Legal Masterminds: Current U.S. Supreme Court Justices

This post is the sixth in a series of posts about the current U.S. Supreme Court.

John Roberts was appointed to the Court in 2005 by president George W. Bush, following the death of Chief Justice William Rehnquist. Ironically, Roberts had served as Rehnquist’s law clerk, after his clerkship for a Second Circuit Appellate judge.

John Glover Roberts Jr. (born January 27, 1955)

Roberts was born in New York, an later moved to Indiana as a child. He attended Harvard College and Harvard Law School, and graduated from both with high academic honors.

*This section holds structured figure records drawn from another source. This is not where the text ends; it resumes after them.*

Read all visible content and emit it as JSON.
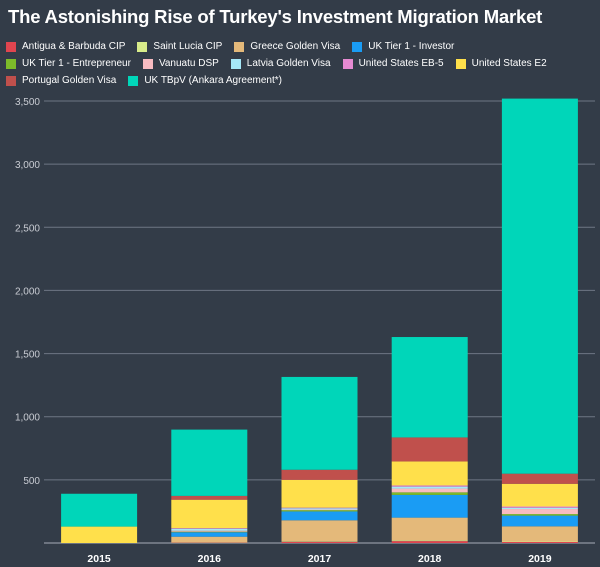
{
  "chart_data": {
    "type": "bar",
    "stacked": true,
    "title": "The Astonishing Rise of Turkey's Investment Migration Market",
    "xlabel": "",
    "ylabel": "",
    "categories": [
      "2015",
      "2016",
      "2017",
      "2018",
      "2019"
    ],
    "ylim": [
      0,
      3500
    ],
    "yticks": [
      0,
      500,
      1000,
      1500,
      2000,
      2500,
      3000,
      3500
    ],
    "ytick_labels": [
      "",
      "500",
      "1,000",
      "1,500",
      "2,000",
      "2,500",
      "3,000",
      "3,500"
    ],
    "grid": true,
    "legend_position": "top",
    "series": [
      {
        "name": "Antigua & Barbuda CIP",
        "color": "#e0454f",
        "values": [
          0,
          3,
          10,
          15,
          8
        ]
      },
      {
        "name": "Saint Lucia CIP",
        "color": "#d8ec8a",
        "values": [
          0,
          2,
          5,
          6,
          4
        ]
      },
      {
        "name": "Greece Golden Visa",
        "color": "#e4b97a",
        "values": [
          0,
          45,
          165,
          180,
          120
        ]
      },
      {
        "name": "UK Tier 1 - Investor",
        "color": "#1a9cf4",
        "values": [
          0,
          35,
          70,
          180,
          85
        ]
      },
      {
        "name": "UK Tier 1 - Entrepreneur",
        "color": "#7dbb2a",
        "values": [
          0,
          5,
          10,
          20,
          12
        ]
      },
      {
        "name": "Vanuatu DSP",
        "color": "#f8bcc2",
        "values": [
          0,
          8,
          5,
          30,
          40
        ]
      },
      {
        "name": "Latvia Golden Visa",
        "color": "#a6e8f8",
        "values": [
          0,
          15,
          10,
          15,
          10
        ]
      },
      {
        "name": "United States EB-5",
        "color": "#e68ad2",
        "values": [
          0,
          5,
          5,
          10,
          10
        ]
      },
      {
        "name": "United States E2",
        "color": "#ffe04b",
        "values": [
          130,
          225,
          220,
          190,
          180
        ]
      },
      {
        "name": "Portugal Golden Visa",
        "color": "#c0504c",
        "values": [
          0,
          30,
          80,
          190,
          80
        ]
      },
      {
        "name": "UK TBpV (Ankara Agreement*)",
        "color": "#00d6b9",
        "values": [
          260,
          525,
          735,
          795,
          2970
        ]
      }
    ]
  }
}
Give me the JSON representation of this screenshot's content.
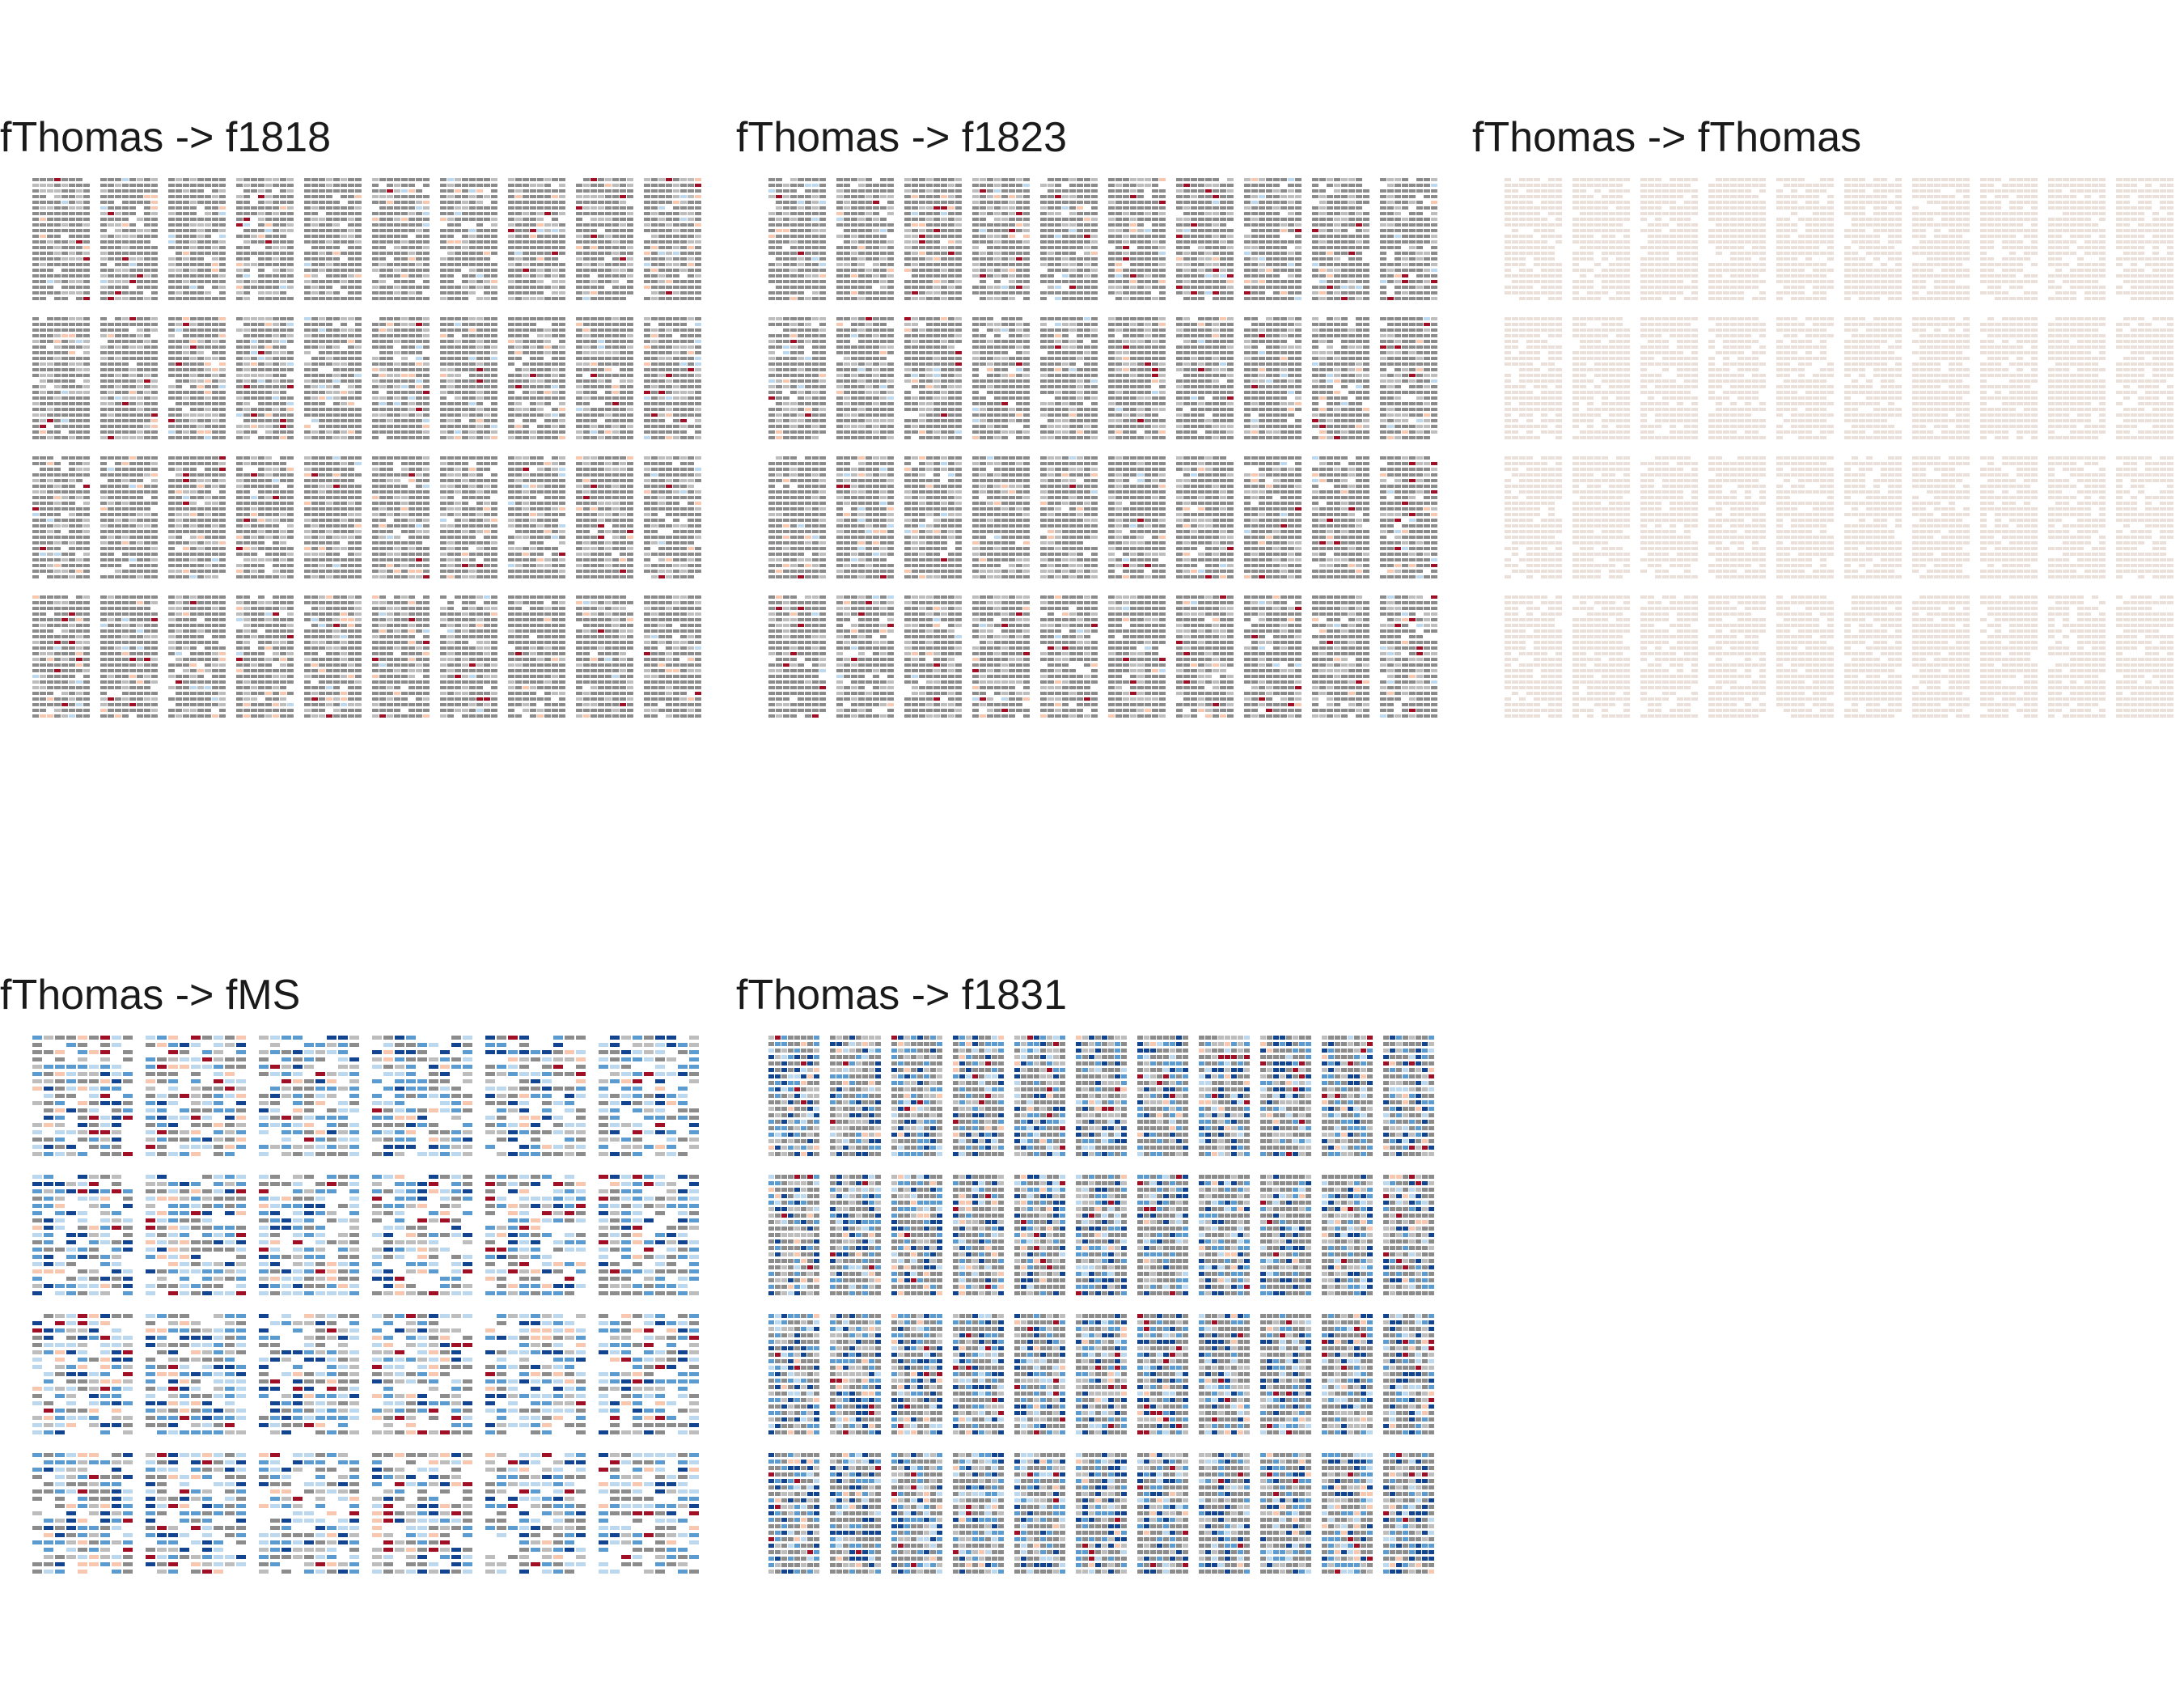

He worked in the Solicitor General’s Office, as a Special Assistant to the U.S. Attorney General, and was nominated to the U.S. Court of Appeals for the D.C. Circuit in 1992. However, a confirmation hearing was never heard after George H.W. Bush lost the election, and thus his nomination expired. He then returned to private practice, becoming the head of his firm’s appellate practice, and an adjunct faculty member of Georgetown Law. During his time in private practice, he argued some 39 cases before the Supreme Court, prevailing in 25 of them.

President George W. Bush initially nominated Roberts to take the seat left vacant by Sandra Day O’Connor, but following the death of Chief Justice Rehnquist, Bush re-nominated him to the Chief Justice position.

Roberts, a Thoughtful Conservative

Regarding his “philosophy” on Constitutional interpretation, Roberts stated in his confirmation hearings that he, “[did] not think beginning with an all-encompassing approach to constitutional interpretation is the best way to faithfully construe the document.”

A member of the Federalist Society at one point, he affirms the belief that states should act upon their different, local, circumstances, and pass laws to fit their needs.

Regarding the decision reached in Brown v. Board of Education, he stated, “the Court in that case, of course, overruled a prior decision. I don’t think that constitutes judicial activism because obviously if the decision is wrong, it should be overruled. That’s not activism. That’s applying the law correctly.”